In Stade the ca. 1000-year-old Hanse port (Alter Hansehafen Stade) lies at the Schwinge. Here the upper reach is isolated from tides by a sluice called Salztorschleuse since 1792; the lower reach of the Schwinge, which flows into the lower Elbe north-eastern of Stade at Stadersand, begins. Because of the deepening of the Elbe the average tidal hub of the lower reach rose to 3.3 m, because of the backlog when the sluice gates are closed the fluctuations of the upper reach only amounts to a few decimeters. Despite the embankment the banks of the lower reach are lined with exceptional rare fresh water mudflats.

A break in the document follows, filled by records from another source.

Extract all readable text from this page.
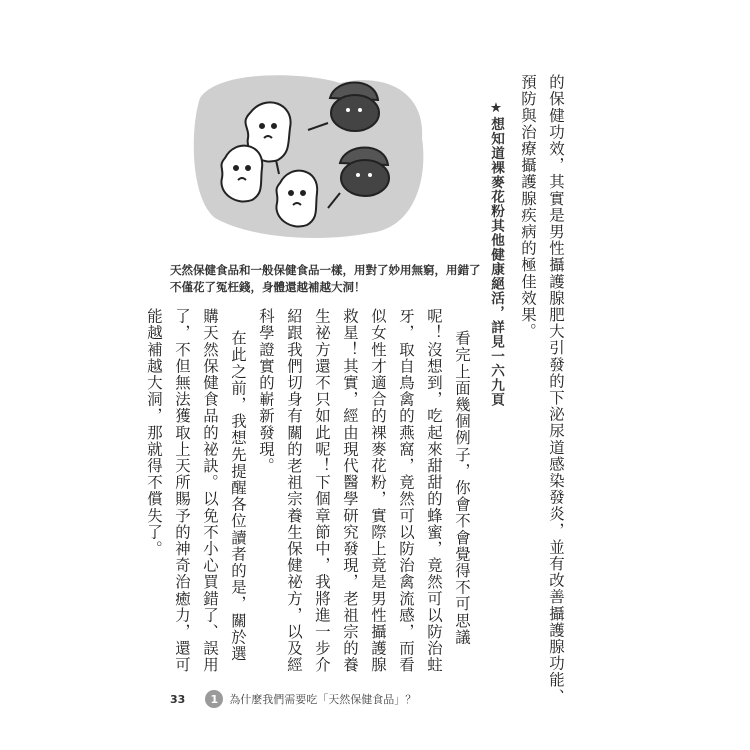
天然保健食品和一般保健食品一樣，用對了妙用無窮，用錯了

不僅花了冤枉錢，身體還越補越大洞！	的保健功效，其實是男性攝護腺肥大引發的下泌尿道感染發炎，並有改善攝護腺功能、
預防與治療攝護腺疾病的極佳效果。
★想知道裸麥花粉其他健康絕活，詳見一六九頁
看完上面幾個例子，你會不會覺得不可思議
呢！沒想到，吃起來甜甜的蜂蜜，竟然可以防治蛀
牙，取自鳥禽的燕窩，竟然可以防治禽流感，而看
似女性才適合的裸麥花粉，實際上竟是男性攝護腺
救星！其實，經由現代醫學研究發現，老祖宗的養
生祕方還不只如此呢！下個章節中，我將進一步介
紹跟我們切身有關的老祖宗養生保健祕方，以及經
科學證實的嶄新發現。
在此之前，我想先提醒各位讀者的是，關於選
購天然保健食品的祕訣。以免不小心買錯了、誤用
了，不但無法獲取上天所賜予的神奇治癒力，還可
能越補越大洞，那就得不償失了。
33	1	為什麼我們需要吃「天然保健食品」？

The Schwinge is a 4.6 km federal waterway from the Elbe to the Salztorschleuse. Since the completion of the Schwingesperrwerk, a flood barrier near the mouth of the river in 1971, all places at the Schwinge are protected better against storm surges. The 16 m gap is closed with two gates.

From the Late Middle Ages until the 1950s the Schwinge was used for the transport of goods with smack-like ships called "Ewer". During dredging of the Schwinge and the Hansehafen countless historic artefacts were found, including famous Ulfberht swords from the 8th to 12th century. Today, however, the leisure and sports boat traffic dominates the shipping on the lower reach, the upper reach beyond Stade isn't navigable.